1. A blind zone display method, the method comprising:

acquiring object information of a nearby object of the target vehicle;

Determining a blind area of the adjacent object based on the object information of the adjacent object;

and displaying the blind area of the adjacent object.

2. The method of claim 1, the nearby object comprising a vehicle object; the object information comprises the position, the orientation and the vehicle type of a vehicle object; the determining the blind area of the adjacent object based on the object information of the adjacent object includes:

determining a blind area of the vehicle object based on the position, the orientation and the vehicle type of the vehicle object; the blind area of the vehicle object is an area that cannot be observed by a driver of the vehicle object.

3. The method of claim 1, the nearby object comprising an obstacle object; the object information includes an obstacle boundary of the obstacle object; the determining the blind area of the adjacent object based on the object information of the adjacent object includes:

determining a preset blind area of the obstacle object based on the obstacle boundary; the preset blind area represents an area which cannot be observed by other objects due to shielding of the obstacle.

4. The method of claim 1, the nearby object comprising a pedestrian object; the object information includes a line-of-sight range of a pedestrian object; the determining the blind area of the adjacent object based on the object information of the adjacent object includes:

And determining the blind area of the pedestrian object based on the sight line range of the pedestrian.

5. The method of claim 1, wherein the displaying the blind area of the nearby object comprises at least one of:

displaying a bird's eye view, wherein the bird's eye view comprises a first image of the target vehicle and a second image corresponding to a blind area of the adjacent object;

and displaying a second image corresponding to the blind area of the adjacent object at a target position of a display panel, wherein the target position of the display panel is a position at which a driver of the target vehicle observes the adjacent object in a real scene through the display panel.

6. The method according to any one of claims 1 to 5, comprising at least one of:

in the case of comprising at least two adjacent objects, the blind areas of different adjacent objects are displayed in different colors;

in the case where the blind areas of the adjacent objects include different types of sub-blind areas, the different types of sub-blind areas are displayed in different colors.

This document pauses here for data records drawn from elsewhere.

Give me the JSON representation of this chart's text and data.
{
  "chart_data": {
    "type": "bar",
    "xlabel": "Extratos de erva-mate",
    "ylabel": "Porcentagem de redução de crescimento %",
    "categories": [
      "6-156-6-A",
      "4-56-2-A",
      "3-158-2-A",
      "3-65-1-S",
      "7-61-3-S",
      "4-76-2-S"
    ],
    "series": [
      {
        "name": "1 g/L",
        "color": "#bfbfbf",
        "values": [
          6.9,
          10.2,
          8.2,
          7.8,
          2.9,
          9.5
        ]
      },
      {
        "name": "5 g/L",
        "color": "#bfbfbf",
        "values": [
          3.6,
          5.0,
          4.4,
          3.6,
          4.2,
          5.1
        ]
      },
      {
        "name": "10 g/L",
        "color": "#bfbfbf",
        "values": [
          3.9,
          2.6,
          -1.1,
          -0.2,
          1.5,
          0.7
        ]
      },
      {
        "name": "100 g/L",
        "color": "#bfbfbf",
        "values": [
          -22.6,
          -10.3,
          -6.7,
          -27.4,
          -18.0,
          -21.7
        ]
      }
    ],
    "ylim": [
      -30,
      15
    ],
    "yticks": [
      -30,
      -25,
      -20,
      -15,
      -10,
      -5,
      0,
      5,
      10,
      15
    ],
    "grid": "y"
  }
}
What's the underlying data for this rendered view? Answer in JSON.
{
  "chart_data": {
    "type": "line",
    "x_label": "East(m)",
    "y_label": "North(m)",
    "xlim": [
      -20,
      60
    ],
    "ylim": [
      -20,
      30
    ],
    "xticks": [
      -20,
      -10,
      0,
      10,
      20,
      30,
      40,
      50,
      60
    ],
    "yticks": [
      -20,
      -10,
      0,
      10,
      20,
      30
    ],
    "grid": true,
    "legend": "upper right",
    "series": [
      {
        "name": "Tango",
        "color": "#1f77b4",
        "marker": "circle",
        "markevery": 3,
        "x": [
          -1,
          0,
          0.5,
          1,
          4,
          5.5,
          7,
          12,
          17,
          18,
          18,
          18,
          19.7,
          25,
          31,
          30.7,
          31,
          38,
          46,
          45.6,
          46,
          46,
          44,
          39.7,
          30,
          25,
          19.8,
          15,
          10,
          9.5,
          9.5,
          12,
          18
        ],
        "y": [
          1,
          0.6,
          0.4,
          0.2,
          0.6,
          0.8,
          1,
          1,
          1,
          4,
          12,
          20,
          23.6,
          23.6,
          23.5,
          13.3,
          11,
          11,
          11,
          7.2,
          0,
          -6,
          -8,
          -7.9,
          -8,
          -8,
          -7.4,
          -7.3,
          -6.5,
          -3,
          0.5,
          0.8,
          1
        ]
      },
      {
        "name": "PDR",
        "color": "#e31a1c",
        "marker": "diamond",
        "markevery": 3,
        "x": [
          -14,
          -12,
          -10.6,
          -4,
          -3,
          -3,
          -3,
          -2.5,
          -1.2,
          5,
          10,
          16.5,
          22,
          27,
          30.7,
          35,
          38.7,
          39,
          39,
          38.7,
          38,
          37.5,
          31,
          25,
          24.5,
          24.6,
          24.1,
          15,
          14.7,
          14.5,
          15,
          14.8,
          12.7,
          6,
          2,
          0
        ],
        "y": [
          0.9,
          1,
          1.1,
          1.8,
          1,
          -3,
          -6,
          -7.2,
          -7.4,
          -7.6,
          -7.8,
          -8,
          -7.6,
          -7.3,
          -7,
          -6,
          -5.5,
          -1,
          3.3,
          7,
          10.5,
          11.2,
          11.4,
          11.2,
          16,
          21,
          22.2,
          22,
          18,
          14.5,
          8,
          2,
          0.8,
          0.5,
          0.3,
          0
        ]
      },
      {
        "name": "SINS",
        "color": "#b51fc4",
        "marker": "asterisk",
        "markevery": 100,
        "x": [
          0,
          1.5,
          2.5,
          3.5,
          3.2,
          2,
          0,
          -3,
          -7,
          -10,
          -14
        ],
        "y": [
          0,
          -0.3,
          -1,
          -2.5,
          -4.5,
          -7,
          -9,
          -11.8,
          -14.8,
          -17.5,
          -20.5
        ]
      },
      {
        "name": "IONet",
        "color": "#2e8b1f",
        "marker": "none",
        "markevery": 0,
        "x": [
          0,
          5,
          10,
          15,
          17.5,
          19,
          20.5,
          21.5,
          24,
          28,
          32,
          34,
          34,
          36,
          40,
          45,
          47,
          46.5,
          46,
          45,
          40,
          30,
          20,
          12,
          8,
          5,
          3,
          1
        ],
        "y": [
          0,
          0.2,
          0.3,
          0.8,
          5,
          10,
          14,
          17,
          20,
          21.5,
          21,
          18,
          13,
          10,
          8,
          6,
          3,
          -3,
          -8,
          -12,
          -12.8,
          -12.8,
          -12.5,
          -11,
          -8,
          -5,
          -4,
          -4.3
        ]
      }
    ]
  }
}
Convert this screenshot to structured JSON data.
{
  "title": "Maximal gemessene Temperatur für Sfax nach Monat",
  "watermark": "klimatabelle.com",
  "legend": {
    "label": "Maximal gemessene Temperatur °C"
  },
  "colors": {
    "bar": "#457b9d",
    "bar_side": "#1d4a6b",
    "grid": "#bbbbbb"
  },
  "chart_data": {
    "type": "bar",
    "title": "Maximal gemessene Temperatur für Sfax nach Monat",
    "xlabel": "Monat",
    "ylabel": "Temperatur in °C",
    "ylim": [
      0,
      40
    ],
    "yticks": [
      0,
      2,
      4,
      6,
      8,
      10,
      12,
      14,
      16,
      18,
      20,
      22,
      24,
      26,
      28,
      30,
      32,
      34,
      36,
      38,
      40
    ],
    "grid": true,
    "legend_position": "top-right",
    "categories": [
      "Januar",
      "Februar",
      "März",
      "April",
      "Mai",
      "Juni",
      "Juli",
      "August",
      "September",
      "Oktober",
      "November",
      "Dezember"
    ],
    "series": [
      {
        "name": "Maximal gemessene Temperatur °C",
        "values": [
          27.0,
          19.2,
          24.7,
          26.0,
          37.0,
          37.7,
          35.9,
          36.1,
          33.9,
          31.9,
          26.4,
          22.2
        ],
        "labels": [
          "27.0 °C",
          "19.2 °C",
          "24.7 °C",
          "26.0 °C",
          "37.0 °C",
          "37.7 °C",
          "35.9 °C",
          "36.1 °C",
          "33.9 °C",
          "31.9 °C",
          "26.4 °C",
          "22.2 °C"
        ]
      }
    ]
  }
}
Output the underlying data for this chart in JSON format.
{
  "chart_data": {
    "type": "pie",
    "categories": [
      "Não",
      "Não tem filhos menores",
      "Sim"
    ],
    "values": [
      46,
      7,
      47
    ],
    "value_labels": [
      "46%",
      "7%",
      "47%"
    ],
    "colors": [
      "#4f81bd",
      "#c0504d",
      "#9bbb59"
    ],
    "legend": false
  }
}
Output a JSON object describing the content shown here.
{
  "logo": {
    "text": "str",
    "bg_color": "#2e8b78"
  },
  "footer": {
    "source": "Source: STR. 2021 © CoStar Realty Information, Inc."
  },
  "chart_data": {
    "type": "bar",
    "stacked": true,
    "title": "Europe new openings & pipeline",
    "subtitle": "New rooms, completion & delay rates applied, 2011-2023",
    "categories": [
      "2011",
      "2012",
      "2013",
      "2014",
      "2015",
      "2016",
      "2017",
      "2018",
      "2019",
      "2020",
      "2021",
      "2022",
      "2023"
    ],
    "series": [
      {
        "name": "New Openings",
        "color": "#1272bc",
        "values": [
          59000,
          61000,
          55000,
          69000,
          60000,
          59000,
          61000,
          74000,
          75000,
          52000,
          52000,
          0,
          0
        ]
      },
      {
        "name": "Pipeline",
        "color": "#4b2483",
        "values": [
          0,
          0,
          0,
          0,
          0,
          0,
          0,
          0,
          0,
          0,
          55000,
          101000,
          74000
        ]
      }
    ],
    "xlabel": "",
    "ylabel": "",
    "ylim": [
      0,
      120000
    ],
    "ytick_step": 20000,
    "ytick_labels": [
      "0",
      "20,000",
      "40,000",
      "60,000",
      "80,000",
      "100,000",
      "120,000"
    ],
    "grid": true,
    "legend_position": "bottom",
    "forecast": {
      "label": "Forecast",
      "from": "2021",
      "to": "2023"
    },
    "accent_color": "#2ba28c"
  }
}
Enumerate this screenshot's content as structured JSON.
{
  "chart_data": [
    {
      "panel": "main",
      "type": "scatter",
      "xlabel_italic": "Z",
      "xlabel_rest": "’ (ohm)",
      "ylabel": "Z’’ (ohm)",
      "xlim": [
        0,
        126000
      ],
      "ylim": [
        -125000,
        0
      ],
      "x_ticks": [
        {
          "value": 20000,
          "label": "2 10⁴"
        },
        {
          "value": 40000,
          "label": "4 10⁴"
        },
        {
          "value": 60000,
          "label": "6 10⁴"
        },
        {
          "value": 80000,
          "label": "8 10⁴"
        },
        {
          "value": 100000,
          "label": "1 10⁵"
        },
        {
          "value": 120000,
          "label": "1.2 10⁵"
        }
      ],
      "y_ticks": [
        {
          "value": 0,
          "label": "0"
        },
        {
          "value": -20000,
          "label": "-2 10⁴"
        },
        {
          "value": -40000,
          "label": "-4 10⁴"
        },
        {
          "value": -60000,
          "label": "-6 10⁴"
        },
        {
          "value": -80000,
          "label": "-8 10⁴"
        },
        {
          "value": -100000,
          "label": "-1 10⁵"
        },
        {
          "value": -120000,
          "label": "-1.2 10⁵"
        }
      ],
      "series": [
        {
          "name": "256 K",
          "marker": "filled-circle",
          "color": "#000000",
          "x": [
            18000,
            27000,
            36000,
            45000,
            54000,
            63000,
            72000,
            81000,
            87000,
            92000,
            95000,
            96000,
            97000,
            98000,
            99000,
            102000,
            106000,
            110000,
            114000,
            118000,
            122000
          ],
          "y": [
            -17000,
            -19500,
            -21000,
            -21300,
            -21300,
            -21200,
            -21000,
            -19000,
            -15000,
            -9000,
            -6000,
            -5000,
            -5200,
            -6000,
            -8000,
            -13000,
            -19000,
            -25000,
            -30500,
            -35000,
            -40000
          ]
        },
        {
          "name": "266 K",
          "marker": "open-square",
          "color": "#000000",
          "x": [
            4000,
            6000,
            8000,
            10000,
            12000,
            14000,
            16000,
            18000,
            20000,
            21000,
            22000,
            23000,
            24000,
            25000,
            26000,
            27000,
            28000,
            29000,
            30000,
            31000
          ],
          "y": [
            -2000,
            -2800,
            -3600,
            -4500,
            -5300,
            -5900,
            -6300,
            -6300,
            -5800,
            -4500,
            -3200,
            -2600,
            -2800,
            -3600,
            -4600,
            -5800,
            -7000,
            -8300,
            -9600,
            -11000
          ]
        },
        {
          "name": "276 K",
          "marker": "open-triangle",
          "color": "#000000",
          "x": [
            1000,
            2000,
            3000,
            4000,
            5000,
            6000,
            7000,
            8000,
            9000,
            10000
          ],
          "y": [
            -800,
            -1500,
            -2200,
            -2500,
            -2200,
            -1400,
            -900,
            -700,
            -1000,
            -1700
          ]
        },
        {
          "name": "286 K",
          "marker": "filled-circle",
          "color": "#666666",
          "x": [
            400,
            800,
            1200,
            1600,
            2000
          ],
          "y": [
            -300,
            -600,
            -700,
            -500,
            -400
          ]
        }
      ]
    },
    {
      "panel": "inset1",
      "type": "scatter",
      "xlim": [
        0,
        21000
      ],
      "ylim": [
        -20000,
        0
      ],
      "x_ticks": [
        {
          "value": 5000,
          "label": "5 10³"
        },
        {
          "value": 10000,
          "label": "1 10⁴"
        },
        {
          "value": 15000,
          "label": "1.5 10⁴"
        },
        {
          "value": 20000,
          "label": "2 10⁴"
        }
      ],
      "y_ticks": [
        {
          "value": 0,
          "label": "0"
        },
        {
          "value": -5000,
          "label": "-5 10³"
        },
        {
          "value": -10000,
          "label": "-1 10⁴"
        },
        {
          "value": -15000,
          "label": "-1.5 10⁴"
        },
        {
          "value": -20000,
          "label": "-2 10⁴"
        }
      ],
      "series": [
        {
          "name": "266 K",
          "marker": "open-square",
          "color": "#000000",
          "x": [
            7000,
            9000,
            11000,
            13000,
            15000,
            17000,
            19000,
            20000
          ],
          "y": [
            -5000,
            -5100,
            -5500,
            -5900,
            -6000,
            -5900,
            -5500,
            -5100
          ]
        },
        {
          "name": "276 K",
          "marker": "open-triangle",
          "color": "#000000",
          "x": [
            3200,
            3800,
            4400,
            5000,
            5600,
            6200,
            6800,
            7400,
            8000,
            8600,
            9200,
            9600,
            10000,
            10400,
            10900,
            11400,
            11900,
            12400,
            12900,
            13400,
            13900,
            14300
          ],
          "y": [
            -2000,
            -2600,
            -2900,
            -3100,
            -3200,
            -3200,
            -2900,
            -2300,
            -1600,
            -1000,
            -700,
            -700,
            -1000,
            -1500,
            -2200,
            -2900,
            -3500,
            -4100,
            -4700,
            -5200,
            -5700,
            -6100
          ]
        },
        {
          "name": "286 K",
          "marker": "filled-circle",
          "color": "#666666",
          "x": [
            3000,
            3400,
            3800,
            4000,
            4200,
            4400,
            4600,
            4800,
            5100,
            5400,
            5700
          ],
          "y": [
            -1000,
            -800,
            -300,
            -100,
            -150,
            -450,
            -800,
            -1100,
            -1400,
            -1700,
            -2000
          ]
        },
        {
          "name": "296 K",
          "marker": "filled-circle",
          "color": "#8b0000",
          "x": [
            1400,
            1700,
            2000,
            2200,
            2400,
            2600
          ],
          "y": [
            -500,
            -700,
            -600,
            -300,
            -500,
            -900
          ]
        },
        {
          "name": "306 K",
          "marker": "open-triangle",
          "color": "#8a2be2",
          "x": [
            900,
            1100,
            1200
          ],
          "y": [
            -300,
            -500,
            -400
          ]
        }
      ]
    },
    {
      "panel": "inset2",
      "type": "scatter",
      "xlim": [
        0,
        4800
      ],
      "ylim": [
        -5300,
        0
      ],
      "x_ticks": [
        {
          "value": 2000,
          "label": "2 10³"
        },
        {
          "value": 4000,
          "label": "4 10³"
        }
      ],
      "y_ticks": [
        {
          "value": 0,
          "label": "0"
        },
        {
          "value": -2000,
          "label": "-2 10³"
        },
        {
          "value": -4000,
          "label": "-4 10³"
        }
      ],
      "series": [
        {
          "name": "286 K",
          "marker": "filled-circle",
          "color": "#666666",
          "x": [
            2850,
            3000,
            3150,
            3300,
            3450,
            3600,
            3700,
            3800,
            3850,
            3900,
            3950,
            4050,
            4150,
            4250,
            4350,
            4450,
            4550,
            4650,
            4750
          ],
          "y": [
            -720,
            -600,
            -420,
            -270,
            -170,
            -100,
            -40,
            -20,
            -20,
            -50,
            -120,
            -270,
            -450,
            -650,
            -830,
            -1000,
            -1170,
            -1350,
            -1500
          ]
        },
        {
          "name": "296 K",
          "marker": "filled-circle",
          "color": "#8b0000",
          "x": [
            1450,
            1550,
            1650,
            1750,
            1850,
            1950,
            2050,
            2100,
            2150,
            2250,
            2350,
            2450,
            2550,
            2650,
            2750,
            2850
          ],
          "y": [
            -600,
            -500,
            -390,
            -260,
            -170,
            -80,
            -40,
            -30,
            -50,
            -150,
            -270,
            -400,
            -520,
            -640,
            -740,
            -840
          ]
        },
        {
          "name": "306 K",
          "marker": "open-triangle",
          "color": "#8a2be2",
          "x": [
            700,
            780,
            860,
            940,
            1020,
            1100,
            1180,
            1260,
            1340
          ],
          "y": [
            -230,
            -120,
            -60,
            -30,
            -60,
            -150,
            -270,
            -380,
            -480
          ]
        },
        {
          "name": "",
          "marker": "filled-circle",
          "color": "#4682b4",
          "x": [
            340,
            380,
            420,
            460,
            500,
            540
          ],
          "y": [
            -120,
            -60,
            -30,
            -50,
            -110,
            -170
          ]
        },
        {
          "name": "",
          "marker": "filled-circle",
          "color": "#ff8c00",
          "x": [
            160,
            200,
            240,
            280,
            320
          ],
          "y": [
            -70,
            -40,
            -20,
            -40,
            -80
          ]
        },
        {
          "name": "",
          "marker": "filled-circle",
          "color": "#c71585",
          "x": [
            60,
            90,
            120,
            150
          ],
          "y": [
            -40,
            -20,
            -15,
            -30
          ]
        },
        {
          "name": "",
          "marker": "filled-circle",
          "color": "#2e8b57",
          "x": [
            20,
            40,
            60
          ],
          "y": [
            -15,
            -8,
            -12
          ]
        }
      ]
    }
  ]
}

7. The method of any one of claims 1 to 5, further comprising, after said displaying the blind zone of the nearby object:

acquiring the position of the target vehicle;

determining the relative position of the target vehicle and the blind area of the adjacent object based on the position of the target vehicle and the blind area of the adjacent object;

And sending prompt information based on the relative positions of the target vehicle and the blind areas of the adjacent objects.

8. The method of any one of claims 1 to 5, further comprising, after said displaying the blind zone of the nearby object:

acquiring a spatial relationship between the target vehicle and the adjacent object;

determining a risk level of a blind zone of the nearby object based on the spatial relationship;

and adjusting the display state of the blind area of the adjacent object based on the risk level of the blind area of the adjacent object.

9. A blind zone determination device, the device comprising:

the acquisition module is used for acquiring object information of an adjacent object of the target vehicle;

the determining module is used for determining the blind area of the adjacent object based on the object information of the adjacent object;

and the display module is used for displaying the blind areas of the adjacent objects.

10. A vehicle, comprising:

a vehicle body;

the acquisition module is used for acquiring object information of an adjacent object of the target vehicle;

the determining module is used for determining the blind area of the adjacent object based on the object information of the adjacent object;

and the display module is used for displaying the blind areas of the adjacent objects.